Today in 1959 it was the day Buddy Holly died in a tragic plane incident, taking Richie Valens with him. In my mind Buddy Holly is possibly even more important than Elvis in the development of R&R. Although Elvis was the undisputed King that also made him untouchable, Elvis was iconic from day one. Nobody could dream of touching him, save for Jerry Lee Lewis for a while maybe, until Buddy Holly came along. With his nerdy glasses and his very wholesome looks Buddy was closer to where America's teenagers were than the highly sexual Elvis or the rough and tumble Jerry Lee. Buddy looked like he could have been that kid next door, like he could have been the boy from class. Though Elvis brought Black R&B to white teen agers, Buddy Holly (by accident) brought R&R back to the Black crowds when he was accidentally booked in the Apollo theater in Harlem. His appearance there might have been instrumental in making R&R acceptable to the black audiences leading to the temporarily abandonment of the R&B billboard charts when R&R and R&B started to cross over both ways for a while.
Like many of these tragic events the crash was caused by many unlucky circumstances. In the weeks before Buddy had been touring with a bus. Getting tired of the hectic schedule he decided to switch to a plane. Holly's base player at the time, Waylon Jennings, jokingly told him he hoped the plane would crash when he found out there wouldn't be any room for him on the ride. Jennings got stuck in the freezing bus while Buddy got to go on a comfortable plane ride. The plane would crash minutes after take off, leaving Jennings wrecked with guilt for years. Though Don McLean called the tragic crash "the day that music died" in a throwback to Buddy's hit "That'll Be The Day" this hardly seems to be the case. Buddy Holly proved to be highly influential on the development of R&R. Partly I wager because of his somewhat common looks combined with his highly sophisticated brand of R&R. Buddy Holly was a mean guitar player and an imaginative songwriter who managed to capture the teen experiences like few other R&R artists have. His songs have been covered by a large range of artists. Most notably of course the Rolling Stones, who scored one of their break through hits with Holly's "Not Fade Away". Which was Buddy's take on the Bo Diddley beat. The song was subsequently a a regular in the live shows of Tom Petty, Bruce Springsteen and even Bob Dylan, who would later claim that his renaissance album "Time Out Of Mind" was highly influenced by Buddy. Springsteen also did a mean version of "Oh Boy" in the seventies.

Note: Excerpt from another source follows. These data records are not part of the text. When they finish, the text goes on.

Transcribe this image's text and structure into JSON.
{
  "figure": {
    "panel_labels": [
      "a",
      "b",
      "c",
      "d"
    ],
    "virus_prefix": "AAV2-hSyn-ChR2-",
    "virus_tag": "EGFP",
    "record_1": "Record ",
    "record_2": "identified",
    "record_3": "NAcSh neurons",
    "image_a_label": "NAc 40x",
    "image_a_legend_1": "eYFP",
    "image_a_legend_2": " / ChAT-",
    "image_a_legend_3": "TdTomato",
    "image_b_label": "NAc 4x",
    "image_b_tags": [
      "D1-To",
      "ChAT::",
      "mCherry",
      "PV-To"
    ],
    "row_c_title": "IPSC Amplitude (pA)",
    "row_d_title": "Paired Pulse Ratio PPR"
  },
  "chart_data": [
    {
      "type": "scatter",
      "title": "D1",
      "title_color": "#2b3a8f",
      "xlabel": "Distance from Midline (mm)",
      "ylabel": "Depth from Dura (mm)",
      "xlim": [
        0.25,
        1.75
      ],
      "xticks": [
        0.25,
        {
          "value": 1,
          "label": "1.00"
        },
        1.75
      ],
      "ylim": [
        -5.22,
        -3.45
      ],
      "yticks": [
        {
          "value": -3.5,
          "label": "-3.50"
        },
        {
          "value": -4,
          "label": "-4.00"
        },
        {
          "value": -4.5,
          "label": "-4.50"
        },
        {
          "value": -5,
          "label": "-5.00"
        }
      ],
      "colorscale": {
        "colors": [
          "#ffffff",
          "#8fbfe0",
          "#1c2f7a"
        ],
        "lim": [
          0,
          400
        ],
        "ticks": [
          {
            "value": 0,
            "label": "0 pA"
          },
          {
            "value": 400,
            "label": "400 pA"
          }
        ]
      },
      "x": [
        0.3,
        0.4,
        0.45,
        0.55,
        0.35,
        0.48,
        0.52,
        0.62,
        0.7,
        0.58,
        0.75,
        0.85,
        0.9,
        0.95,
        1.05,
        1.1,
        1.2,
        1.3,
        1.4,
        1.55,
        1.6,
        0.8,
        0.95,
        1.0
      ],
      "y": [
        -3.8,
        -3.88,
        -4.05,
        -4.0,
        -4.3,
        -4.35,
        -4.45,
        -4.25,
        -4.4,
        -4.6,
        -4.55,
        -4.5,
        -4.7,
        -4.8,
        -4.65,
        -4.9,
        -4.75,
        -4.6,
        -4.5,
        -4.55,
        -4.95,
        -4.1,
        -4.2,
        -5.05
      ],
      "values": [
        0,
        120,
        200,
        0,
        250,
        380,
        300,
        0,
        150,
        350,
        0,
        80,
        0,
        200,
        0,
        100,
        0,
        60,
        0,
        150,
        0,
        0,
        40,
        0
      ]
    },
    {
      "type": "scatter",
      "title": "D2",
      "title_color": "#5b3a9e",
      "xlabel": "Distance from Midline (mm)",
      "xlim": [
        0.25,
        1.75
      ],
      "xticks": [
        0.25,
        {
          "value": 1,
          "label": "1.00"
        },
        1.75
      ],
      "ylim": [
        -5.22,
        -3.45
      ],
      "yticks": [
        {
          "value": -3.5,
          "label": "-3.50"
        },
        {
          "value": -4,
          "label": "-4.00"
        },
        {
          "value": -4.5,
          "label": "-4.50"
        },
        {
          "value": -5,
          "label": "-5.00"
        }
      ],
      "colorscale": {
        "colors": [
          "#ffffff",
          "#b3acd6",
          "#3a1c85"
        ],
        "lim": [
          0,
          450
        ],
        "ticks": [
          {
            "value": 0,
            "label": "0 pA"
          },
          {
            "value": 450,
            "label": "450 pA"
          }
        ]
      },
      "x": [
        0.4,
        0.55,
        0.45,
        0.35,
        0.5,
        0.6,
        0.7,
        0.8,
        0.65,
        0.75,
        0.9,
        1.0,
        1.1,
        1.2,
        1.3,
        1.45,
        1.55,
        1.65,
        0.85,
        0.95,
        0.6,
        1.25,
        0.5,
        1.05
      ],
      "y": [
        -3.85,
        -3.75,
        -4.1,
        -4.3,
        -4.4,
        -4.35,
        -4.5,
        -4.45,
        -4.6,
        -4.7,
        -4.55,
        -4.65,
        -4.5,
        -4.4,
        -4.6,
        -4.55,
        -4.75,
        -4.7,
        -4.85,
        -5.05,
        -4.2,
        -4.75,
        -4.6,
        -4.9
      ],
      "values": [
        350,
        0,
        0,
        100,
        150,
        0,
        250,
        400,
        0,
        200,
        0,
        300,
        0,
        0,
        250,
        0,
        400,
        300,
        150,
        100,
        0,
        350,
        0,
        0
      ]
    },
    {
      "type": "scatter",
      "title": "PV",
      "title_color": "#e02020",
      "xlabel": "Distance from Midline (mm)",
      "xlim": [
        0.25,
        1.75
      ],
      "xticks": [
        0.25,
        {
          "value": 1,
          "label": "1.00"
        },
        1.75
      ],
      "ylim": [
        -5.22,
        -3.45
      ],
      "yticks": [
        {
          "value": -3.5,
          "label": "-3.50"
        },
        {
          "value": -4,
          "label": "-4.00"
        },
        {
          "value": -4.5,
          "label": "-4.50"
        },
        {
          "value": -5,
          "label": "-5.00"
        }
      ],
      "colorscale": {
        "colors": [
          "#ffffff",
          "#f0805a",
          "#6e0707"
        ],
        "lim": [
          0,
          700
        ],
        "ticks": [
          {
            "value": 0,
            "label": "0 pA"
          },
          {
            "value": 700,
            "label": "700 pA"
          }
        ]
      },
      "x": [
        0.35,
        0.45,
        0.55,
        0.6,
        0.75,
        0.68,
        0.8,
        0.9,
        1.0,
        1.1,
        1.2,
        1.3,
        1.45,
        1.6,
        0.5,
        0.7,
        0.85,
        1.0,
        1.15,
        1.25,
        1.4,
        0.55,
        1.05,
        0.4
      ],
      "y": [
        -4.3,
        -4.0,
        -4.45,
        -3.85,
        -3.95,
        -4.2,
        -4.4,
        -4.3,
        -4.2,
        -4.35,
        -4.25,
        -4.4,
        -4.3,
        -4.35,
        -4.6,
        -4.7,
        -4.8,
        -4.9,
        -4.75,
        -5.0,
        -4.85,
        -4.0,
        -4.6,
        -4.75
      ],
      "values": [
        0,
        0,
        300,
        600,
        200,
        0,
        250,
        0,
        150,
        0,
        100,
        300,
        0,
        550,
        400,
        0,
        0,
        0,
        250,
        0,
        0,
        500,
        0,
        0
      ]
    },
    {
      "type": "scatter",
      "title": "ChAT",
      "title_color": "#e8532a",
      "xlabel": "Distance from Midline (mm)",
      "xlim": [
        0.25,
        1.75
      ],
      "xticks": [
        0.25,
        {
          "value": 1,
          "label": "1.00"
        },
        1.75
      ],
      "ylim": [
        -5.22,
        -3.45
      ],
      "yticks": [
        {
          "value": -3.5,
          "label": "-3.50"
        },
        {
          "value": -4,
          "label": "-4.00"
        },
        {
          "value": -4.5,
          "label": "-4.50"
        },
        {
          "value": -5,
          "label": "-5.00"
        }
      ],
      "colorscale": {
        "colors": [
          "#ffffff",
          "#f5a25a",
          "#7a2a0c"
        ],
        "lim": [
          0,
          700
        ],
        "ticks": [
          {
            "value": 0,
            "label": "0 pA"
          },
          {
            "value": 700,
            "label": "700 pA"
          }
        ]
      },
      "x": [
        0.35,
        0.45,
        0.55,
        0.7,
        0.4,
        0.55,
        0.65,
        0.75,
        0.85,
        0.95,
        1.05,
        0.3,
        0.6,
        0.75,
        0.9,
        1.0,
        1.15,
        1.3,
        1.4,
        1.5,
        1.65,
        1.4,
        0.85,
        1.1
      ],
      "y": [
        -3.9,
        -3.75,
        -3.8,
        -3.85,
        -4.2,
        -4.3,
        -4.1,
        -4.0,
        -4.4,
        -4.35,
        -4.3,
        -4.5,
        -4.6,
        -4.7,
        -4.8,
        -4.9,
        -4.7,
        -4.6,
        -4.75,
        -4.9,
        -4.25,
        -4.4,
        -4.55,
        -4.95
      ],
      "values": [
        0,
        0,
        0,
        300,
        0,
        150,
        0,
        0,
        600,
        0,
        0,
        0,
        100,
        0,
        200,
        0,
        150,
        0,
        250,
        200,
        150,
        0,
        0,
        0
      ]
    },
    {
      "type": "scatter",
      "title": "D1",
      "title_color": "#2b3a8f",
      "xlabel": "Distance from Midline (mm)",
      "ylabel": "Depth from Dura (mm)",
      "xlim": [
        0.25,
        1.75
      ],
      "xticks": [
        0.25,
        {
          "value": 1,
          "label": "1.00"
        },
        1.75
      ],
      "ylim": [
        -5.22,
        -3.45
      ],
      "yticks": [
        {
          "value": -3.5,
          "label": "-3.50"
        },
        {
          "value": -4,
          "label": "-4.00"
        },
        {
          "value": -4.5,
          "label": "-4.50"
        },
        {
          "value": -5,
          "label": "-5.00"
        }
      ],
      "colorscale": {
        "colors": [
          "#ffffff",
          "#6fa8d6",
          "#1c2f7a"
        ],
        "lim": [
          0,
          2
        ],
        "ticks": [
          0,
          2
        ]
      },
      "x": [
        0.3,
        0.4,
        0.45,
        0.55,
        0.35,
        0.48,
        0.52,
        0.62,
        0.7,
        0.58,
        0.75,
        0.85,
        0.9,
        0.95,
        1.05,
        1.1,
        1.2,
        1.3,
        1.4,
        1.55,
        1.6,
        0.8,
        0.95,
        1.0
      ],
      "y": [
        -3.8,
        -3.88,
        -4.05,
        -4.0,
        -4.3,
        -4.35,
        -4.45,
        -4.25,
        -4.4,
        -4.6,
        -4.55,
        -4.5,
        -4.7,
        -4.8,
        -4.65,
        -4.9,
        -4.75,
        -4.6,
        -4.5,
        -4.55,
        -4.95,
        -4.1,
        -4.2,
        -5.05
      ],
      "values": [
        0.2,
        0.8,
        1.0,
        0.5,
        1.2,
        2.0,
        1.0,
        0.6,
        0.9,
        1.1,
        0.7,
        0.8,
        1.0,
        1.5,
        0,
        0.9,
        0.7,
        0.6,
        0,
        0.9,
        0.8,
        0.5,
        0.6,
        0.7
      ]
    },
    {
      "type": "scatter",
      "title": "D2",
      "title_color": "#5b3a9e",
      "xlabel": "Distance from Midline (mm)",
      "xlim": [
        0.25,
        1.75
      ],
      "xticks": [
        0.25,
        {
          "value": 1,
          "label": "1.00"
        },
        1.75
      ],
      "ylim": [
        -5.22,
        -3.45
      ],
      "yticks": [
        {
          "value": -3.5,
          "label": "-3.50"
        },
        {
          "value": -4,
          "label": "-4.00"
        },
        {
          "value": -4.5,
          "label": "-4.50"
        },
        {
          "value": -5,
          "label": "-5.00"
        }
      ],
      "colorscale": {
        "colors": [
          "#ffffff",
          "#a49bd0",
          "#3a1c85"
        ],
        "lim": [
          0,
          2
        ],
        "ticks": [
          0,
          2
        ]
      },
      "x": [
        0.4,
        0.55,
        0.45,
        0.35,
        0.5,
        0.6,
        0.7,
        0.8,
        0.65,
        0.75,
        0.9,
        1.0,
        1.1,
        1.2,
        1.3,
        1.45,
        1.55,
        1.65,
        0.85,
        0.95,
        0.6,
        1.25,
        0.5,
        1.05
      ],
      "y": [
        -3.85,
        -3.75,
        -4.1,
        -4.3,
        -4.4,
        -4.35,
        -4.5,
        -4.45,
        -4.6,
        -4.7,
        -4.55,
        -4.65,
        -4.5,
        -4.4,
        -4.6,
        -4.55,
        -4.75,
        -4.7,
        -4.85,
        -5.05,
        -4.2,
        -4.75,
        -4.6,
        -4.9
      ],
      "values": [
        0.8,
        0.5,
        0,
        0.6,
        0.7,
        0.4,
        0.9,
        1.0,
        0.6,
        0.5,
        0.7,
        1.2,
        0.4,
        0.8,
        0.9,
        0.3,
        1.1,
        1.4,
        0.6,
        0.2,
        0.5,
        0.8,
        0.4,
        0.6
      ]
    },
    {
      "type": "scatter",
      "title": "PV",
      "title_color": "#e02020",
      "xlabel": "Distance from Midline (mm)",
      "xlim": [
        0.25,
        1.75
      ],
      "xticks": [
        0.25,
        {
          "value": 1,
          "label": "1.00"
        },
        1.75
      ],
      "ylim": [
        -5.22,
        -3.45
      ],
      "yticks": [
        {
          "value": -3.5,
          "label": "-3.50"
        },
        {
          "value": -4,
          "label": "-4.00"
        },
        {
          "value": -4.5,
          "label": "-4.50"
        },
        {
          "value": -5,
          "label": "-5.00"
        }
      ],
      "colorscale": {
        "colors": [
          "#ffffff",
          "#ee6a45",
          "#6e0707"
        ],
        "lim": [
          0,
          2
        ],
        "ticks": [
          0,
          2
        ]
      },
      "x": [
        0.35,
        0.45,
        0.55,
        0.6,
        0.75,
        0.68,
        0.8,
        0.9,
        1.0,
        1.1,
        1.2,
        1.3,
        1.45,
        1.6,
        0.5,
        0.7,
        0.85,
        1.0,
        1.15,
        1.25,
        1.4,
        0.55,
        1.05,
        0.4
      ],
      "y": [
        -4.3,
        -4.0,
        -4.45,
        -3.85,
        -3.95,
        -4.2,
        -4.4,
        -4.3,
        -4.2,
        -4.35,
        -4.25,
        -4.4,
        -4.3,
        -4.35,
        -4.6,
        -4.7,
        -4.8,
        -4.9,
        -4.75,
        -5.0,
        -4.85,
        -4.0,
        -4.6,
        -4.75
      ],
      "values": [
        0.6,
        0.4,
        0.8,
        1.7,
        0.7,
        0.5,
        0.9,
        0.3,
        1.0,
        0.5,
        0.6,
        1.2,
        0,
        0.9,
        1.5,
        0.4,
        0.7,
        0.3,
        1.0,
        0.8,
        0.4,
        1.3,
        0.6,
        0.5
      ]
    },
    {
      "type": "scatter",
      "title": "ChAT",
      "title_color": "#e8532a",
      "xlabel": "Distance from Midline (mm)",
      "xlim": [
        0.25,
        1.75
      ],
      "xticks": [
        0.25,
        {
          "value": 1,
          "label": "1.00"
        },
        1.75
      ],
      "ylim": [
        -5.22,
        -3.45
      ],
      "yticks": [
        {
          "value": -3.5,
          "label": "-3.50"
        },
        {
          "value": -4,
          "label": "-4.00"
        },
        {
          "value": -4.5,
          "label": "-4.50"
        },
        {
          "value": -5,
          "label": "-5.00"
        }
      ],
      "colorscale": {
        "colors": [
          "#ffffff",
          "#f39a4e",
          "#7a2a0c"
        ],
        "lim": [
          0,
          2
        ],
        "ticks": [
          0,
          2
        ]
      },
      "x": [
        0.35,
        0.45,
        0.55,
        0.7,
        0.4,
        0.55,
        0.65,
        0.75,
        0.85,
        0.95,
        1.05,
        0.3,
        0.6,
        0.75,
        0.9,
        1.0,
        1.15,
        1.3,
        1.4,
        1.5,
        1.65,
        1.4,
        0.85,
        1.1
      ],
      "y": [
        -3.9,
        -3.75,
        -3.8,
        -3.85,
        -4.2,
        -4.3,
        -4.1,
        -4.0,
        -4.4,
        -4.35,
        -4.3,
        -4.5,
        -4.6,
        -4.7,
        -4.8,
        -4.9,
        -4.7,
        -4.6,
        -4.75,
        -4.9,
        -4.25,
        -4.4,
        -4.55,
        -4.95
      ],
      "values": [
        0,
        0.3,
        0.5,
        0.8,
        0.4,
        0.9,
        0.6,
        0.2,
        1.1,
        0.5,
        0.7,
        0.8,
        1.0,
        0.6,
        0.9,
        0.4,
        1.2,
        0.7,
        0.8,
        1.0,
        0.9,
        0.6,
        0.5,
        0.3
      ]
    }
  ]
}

Not just Buddy's music became important. His clean cut nerdy image has become somewhat of an icon as well over the years. Somehow when we think of the fifties we tend to think more of images that look like Buddy Holly than we'd think of Elvis. Somehow Buddy's clean cut image is synonymous with the fifties when everything just seemed cleaner and simpler. Though far from the case, Buddy does represent that idealized version of the fifties. It is that style pattern that artists like Elvis Costello would tap in to to built his image and that Weezer would wink at in their song and video "Buddy Holly". As wholesome as American pie, Buddy Holly today really does belong to that fantasy world of "Happy Days". In the movie Pulp Fiction Buddy Holly, or a waiter that is supposed to look like him, is played by Steve Buscemi in a scene set in a nostalgia restaurant. In series like the Simpsons Buddy Holly is used in similar references. He even had a posthumous film score hit with "Peggy Sue Got Married" for the 1986 movie with the same title, created from an unfinished demo tape discovered years after his death. Again the film is filled with nostalgic images of the fifties. Sometimes it seems like Buddy Holly is trapped in that nostalgic world filled with melancholy for a place that never existed. As such we'd almost forget what a great and fantastic artist Buddy was, but be it as it may, Buddy will not fade away. He's one of those artists that is forever inscribed in our collective conscious even if we never were part of the fifties.